Implementing a discontinuous NN layer in `torch`

I’m trying to implement the following discontinuous layer proposed by a recent interesting paper ,and I’m wondering whether I’m doing it correctly.

Layer:

My first attempt was the following:

class DiscontLayer(nn.Module):
    
    def __init__(self, input_dim, output_dim):
        
        super().__init__()
        
        self.linear = nn.Linear(input_dim, output_dim)
        self.epsilon = nn.Parameter(torch.randn(output_dim))
                
    def forward(self, x):
        
        cont_part = nn.ReLU()(self.linear(x))
            
        discont_part = self.epsilon * torch.heaviside(self.linear(x),torch.ones_like(self.linear(x)))
        
        return cont_part + discont_part

But trying to run it, I encountered an error due to backpropagating through the Heaviside activation function. The derivative of this function is should be 0 everywhere, except at the discontinuity, but this seems not being implemented. Then I found this post, suggesting to protect the torch.heaviside call with torch.no_grad().

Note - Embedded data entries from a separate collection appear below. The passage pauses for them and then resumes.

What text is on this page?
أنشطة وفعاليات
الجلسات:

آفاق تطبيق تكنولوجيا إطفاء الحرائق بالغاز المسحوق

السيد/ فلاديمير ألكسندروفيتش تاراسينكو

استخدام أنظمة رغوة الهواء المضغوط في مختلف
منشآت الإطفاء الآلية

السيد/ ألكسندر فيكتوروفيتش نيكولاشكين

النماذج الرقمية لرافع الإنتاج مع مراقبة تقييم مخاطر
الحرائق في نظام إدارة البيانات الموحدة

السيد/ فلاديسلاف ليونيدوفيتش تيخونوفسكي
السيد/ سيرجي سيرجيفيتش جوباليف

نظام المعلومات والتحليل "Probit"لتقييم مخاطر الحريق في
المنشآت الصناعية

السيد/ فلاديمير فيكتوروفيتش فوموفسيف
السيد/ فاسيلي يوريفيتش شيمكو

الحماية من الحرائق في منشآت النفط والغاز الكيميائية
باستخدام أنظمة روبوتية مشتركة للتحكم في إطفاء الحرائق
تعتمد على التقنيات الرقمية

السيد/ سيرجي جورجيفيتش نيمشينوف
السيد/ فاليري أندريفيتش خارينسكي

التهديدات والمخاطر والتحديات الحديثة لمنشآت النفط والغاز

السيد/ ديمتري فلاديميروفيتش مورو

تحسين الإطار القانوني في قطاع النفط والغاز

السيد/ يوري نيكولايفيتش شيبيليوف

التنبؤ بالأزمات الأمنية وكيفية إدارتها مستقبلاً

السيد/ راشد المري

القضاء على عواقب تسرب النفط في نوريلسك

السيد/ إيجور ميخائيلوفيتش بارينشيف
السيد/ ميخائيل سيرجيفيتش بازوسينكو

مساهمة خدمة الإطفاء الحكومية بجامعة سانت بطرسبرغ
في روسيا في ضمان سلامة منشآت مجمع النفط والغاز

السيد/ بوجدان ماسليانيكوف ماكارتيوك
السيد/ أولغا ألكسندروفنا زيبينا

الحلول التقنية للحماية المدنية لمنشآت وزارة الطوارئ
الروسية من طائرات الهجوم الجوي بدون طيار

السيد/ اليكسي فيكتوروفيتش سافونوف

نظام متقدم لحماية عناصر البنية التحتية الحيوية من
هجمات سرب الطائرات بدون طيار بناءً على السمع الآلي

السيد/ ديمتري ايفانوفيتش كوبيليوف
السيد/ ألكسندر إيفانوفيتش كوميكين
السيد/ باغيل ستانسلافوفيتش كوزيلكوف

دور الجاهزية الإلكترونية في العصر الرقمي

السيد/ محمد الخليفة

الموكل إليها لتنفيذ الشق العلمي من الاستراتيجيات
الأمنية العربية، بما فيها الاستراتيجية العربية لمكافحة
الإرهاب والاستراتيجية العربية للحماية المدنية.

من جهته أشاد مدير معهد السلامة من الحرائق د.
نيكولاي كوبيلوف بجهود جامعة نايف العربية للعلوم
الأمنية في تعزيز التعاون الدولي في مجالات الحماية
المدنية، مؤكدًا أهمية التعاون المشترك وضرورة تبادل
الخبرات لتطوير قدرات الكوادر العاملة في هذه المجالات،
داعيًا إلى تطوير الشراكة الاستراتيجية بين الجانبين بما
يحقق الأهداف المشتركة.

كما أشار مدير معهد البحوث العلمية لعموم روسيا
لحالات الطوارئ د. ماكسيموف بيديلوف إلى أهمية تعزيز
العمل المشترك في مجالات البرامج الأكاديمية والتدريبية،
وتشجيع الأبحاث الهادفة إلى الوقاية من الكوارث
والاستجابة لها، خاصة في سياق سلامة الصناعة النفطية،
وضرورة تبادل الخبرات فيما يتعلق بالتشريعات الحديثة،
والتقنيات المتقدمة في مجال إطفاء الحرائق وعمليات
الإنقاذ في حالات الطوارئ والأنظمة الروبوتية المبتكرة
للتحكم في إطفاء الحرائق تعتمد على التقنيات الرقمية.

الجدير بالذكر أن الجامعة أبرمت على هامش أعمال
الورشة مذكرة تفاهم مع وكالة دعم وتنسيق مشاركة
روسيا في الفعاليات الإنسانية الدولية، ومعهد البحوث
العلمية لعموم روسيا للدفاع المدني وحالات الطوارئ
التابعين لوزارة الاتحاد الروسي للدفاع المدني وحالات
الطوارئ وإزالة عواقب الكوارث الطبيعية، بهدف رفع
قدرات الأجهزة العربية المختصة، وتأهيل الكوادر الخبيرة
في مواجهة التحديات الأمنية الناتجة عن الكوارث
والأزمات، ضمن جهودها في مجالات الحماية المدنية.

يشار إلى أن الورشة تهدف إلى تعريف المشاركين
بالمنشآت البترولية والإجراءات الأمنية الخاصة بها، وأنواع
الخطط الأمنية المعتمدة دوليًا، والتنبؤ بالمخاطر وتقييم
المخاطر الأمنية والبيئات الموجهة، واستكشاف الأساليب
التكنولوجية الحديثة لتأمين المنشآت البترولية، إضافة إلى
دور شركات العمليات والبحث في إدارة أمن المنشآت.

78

So I tried in the following way:

Then:

class DiscontLayer(nn.Module):
    
    def __init__(self, input_dim, output_dim):
        
        super().__init__()
        
        self.linear = nn.Linear(input_dim, output_dim)
        self.epsilon = nn.Parameter(torch.randn(output_dim))
                
    def forward(self, x):
        
        cont_part = nn.ReLU()(self.linear(x))
        
        discont_part = self.linear(x)
        
        with torch.no_grad():
            
            discont_part = torch.heaviside(discont_part,torch.ones_like(discont_part))
            
        discont_part = self.epsilon * discont_part
        
        return cont_part + discont_part

But I’m not yet 100% sure that I have done that correctly.

Many thanks for your help,

Fede

Hey Fede, were you able to solve this problem? I was also interested in the effect of using a discontinuous activation function.